Jira and work tracking
Jira began as an issue and bug tracking tool and became widely used for agile software development. Today Jira supports planning, prioritization, workflows, roadmaps, boards, service requests, and cross-team work. Its flexibility is powerful, but it also means organizations must design processes carefully so workflows help people rather than bury them in administration.
Confluence and knowledge work
Confluence is Atlassian's collaborative workspace for documents, project notes, decisions, meeting records, specifications, and internal knowledge. Many teams use it alongside Jira so work items and documentation stay connected. The product competes with wikis, document suites, knowledge bases, and collaborative work platforms.
Portfolio and acquisitions
Atlassian's portfolio includes Trello for visual task boards, Bitbucket for code collaboration, Jira Service Management for IT and business service workflows, and Loom for async video communication. Acquisitions have helped Atlassian broaden beyond software development into general teamwork, service management, video, automation, and AI-assisted knowledge work.
Cloud transition
Atlassian has shifted much of its business toward cloud subscriptions. Cloud products reduce customer infrastructure work and let Atlassian deliver updates, integrations, and AI features more continuously. The transition also creates challenges around migrations, data residency, security, administration, performance, and customers that still depend on Data Center deployments.
AI and Rovo
Atlassian's Rovo products aim to connect work data across Jira, Confluence, Loom, and other tools so teams can search, summarize, automate, and reason over organizational knowledge. AI features can make work systems easier to navigate, but they also raise questions about permissions, data quality, privacy, accuracy, and how much teams should automate.

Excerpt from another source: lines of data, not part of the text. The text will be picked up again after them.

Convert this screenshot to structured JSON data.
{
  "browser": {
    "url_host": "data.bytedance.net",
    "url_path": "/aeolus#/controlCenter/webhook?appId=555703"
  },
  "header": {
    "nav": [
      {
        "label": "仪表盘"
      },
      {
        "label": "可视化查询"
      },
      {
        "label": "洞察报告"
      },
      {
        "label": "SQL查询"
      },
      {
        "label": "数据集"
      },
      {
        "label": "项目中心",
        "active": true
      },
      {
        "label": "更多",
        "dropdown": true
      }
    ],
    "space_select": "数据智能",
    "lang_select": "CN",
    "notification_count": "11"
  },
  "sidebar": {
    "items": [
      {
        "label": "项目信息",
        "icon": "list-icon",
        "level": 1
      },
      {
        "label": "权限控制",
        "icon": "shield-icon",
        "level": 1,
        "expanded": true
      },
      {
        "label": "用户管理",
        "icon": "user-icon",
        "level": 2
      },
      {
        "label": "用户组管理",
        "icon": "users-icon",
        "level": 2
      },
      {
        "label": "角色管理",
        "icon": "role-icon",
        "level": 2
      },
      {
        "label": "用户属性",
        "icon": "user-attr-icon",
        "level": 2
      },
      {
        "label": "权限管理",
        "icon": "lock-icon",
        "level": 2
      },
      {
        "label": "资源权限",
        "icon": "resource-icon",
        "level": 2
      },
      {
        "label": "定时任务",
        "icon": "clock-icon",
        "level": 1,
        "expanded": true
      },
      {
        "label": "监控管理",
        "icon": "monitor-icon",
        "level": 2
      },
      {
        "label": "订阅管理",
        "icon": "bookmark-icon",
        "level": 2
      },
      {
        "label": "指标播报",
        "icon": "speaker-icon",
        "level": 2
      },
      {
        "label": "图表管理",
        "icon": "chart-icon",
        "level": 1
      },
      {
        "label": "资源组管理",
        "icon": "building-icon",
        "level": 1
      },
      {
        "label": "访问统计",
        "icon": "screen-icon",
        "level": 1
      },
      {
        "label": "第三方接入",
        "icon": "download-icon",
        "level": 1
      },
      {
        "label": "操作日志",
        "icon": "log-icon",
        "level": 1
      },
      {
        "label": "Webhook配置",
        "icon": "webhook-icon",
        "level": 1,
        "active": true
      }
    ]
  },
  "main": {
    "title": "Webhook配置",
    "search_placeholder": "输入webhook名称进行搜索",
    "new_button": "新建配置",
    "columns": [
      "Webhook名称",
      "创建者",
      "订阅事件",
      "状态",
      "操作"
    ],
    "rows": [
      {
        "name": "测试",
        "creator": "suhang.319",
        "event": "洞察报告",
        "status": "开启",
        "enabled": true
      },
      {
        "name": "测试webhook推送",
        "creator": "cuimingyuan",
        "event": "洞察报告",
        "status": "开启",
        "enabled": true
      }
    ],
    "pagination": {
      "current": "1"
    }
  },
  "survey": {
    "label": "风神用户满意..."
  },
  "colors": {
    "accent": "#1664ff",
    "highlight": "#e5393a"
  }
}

Business model and customers
Atlassian sells cloud subscriptions, Data Center subscriptions, marketplace apps, enterprise services, and related offerings. Its customers range from small teams to large enterprises and public-sector organizations. The company is known for a product-led sales motion, but enterprise sales, partners, and platform consolidation have become more important as customers standardize collaboration tools.
Why it matters
Atlassian matters because tools like Jira and Confluence shape how many teams plan, document, ship, and support work. Its products sit inside everyday operating systems for software and knowledge teams. Understanding Atlassian helps explain how collaboration software, cloud migration, DevOps, IT service management, and AI-assisted work are converging.